Quelle incidence a sur les cultures? Est-ce qu'on voit quand même une incidence forte des épisodes de grêle sur les cultures?

Alors, il y a très peu d'études au niveau national qui regardent les incisions, parce qu'en fait les grêlons, c'est très aléatoire; ça peut passer dans une ville, sur une montagne, ou sur une culture. Donc c'est pas facile statistiquement parlant de déterminer s'il y a plus de pertes à cause de la grêle, sauf en 2022, et parfois même en 2023, ou là ça a été des cas particuliers. 2022, on a eu des dégâts très très importants. Et ensuite, il faut savoir que on a une corrélation des dégâts entre la taille des grêlons, aussi la maturité des fruits. Par exemple, une pomme ou un abricot qui sont très proches de la maturité, bien gorgés d'eau et assez mous, bah n'importe quel grêle, un pack de grêlon va impacter la pomme. Tandis que si la pomme est beaucoup plus verte, beaucoup plus dure, beaucoup moins gorgée d'eau, et que le grêlon est de la même taille, il va il va pas impacter la pomme. Donc on a une corrélation entre la taille des grêlons, la maturité, et aussi un espèce de hasard. Bon, il y a un couloir sud-ouest nord-est assez présent de la grêle, mais ça a toujours été un peu au hasard, donc ça peut tomber sur des forêts ou pas. Donc c'est très difficile de répondre à cette question, et je n'ai aucun élément scientifique à sous mes mains pour pouvoir dire si on a plus de dégâts, sauf en 2022, ou là c'est une année particulière.

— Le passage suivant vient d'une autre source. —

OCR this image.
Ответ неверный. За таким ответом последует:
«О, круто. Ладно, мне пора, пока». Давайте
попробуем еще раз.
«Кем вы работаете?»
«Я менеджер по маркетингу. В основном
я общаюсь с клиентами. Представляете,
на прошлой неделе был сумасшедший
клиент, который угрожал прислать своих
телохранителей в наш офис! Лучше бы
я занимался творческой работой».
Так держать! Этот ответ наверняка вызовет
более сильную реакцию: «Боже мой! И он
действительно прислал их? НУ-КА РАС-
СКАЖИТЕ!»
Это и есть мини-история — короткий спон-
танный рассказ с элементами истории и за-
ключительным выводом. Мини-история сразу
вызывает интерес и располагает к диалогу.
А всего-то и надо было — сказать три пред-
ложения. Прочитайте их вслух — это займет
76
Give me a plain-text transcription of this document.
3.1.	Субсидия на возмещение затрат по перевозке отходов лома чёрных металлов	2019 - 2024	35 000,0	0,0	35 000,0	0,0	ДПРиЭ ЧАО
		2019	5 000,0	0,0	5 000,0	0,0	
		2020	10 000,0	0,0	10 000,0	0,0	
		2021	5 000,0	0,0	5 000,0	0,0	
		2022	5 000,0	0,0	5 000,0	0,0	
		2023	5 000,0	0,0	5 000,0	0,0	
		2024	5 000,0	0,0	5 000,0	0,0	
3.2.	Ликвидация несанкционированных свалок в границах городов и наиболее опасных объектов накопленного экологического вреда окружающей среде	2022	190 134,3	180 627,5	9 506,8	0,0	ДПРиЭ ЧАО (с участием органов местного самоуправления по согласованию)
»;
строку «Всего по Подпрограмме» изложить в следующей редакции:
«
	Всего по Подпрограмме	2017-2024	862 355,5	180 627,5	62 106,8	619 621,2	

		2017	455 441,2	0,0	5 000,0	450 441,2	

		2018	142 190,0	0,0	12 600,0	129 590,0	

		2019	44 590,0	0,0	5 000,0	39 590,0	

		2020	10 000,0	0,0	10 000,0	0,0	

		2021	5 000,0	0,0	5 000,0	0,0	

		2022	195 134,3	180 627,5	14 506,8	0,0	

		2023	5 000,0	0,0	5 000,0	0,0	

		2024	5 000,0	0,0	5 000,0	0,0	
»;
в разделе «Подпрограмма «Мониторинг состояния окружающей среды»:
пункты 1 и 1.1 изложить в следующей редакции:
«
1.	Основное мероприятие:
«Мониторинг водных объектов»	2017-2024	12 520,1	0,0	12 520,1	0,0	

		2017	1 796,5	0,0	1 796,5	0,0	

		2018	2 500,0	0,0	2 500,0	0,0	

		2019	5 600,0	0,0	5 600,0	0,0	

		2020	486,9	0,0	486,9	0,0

Il y a un autre phénomène qui est préoccupant, c'est qu'on voit… alors si on a des difficultés à avoir des tendances claires sur les précipitations, sur leur évolutions, on voit en revanche que les précipitations, on a des épisodes beaucoup plus intenses. Est-ce que ça… ça a aidé, on l'a vu la récemment en Grèce par exemple? Est-ce que ça ça a une incidence justement sur les cultures?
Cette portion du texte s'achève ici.